Collection highlights

Dr. Coupe's collection represents the diverse range of William Morris' activities as a writer, typographer, and socialist activist. Some of the highlights of the collection include:

  • An extensive collection of volumes published by Morris' Kelmscott Press, including multiple editions of some of the works 
  • Rare pamphlets and books relating to Morris' socialist activities
  • Copies of Morris' Icelandic saga translations

Kelmscott Press book from Robert Coupe Collection

About William Morris

William Morris (1834-1896) was an English artist and textile designer, poet, novelist, typographer, and socialist activist. He is considered to be one of the most influential figures in Britain during the Victorian era.

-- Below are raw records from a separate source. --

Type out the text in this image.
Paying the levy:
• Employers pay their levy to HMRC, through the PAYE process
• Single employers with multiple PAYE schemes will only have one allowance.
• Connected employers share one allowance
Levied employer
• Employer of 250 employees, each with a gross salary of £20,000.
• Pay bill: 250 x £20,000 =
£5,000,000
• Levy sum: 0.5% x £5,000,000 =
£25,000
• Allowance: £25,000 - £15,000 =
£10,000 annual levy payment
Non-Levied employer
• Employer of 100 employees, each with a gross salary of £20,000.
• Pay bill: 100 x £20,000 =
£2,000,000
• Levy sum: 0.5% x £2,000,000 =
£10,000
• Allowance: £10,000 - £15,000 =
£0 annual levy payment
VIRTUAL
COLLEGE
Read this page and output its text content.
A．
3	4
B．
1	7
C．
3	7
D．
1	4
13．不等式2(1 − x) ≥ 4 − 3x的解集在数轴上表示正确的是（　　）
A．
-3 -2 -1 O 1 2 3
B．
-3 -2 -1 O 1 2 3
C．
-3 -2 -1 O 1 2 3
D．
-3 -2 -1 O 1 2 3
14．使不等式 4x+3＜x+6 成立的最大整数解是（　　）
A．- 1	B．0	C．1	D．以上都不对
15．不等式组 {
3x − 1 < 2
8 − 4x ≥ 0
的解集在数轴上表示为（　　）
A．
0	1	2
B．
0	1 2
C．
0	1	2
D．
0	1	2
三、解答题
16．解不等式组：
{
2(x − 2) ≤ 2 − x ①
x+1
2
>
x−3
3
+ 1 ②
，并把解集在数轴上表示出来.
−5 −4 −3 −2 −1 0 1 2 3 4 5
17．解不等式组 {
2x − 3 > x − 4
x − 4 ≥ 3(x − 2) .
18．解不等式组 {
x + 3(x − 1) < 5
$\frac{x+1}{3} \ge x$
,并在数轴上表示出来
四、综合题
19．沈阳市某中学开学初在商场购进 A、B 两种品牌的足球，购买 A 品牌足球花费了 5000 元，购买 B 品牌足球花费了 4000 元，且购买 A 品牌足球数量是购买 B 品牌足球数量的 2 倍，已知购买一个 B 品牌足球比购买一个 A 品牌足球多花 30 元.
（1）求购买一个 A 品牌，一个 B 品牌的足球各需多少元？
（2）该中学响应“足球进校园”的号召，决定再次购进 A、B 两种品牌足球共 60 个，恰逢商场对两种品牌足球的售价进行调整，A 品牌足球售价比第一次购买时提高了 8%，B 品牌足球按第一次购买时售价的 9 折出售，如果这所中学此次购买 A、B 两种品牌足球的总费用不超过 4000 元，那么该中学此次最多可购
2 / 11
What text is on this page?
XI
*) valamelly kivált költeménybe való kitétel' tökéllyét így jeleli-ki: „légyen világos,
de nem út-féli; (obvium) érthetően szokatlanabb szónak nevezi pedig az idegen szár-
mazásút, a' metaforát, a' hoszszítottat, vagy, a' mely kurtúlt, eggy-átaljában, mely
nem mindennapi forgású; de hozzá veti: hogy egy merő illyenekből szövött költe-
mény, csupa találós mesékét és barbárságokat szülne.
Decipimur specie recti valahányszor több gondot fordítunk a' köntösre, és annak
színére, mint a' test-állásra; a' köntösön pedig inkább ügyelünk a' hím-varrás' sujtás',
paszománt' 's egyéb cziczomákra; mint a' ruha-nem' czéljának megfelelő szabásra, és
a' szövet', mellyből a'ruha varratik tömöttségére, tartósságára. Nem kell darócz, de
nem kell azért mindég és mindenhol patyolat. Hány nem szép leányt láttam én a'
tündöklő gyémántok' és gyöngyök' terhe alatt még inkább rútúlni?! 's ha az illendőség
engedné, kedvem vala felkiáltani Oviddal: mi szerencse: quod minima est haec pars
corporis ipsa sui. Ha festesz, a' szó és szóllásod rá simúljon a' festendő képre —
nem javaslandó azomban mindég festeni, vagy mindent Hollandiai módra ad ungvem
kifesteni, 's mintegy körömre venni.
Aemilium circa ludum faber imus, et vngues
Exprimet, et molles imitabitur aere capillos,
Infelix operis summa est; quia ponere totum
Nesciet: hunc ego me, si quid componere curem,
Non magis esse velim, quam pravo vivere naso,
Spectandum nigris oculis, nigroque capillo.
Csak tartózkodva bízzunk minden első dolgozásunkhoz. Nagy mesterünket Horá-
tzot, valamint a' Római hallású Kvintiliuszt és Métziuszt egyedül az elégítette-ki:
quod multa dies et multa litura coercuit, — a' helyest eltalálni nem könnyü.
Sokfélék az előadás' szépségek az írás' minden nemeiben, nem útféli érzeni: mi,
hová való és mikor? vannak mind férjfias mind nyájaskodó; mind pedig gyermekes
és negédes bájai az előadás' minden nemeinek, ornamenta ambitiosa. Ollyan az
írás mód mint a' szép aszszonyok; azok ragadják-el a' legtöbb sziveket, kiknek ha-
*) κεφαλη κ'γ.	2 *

Associated with the British Arts & Craft movement, Morris’s designs became a major influence on Victorian interior design and decoration. A founder of both the Socialist League and the Hammersmith Socialist Society, Morris was an active proponent of Socialism in the 1880s.

In addition to producing English translations of many Icelandic sagas and classical texts, Morris published his own prose romances and epic poems, such as The Earthly Paradise (1868-1870) and A Dream of John Ball (1888).

In 1890 Morris founded the Kelmscott Press, close to his home, Kelmscott House, in Hammersmith. Basing them upon German and Italian typography of the 1400s, he designed three typefaces: Golden, Chaucer and Troy. Before his death in 1896, Morris printed sixty-six limited edition illuminated-style print book volumes at the press, the most celebrated being the 1896 edition of Chaucer.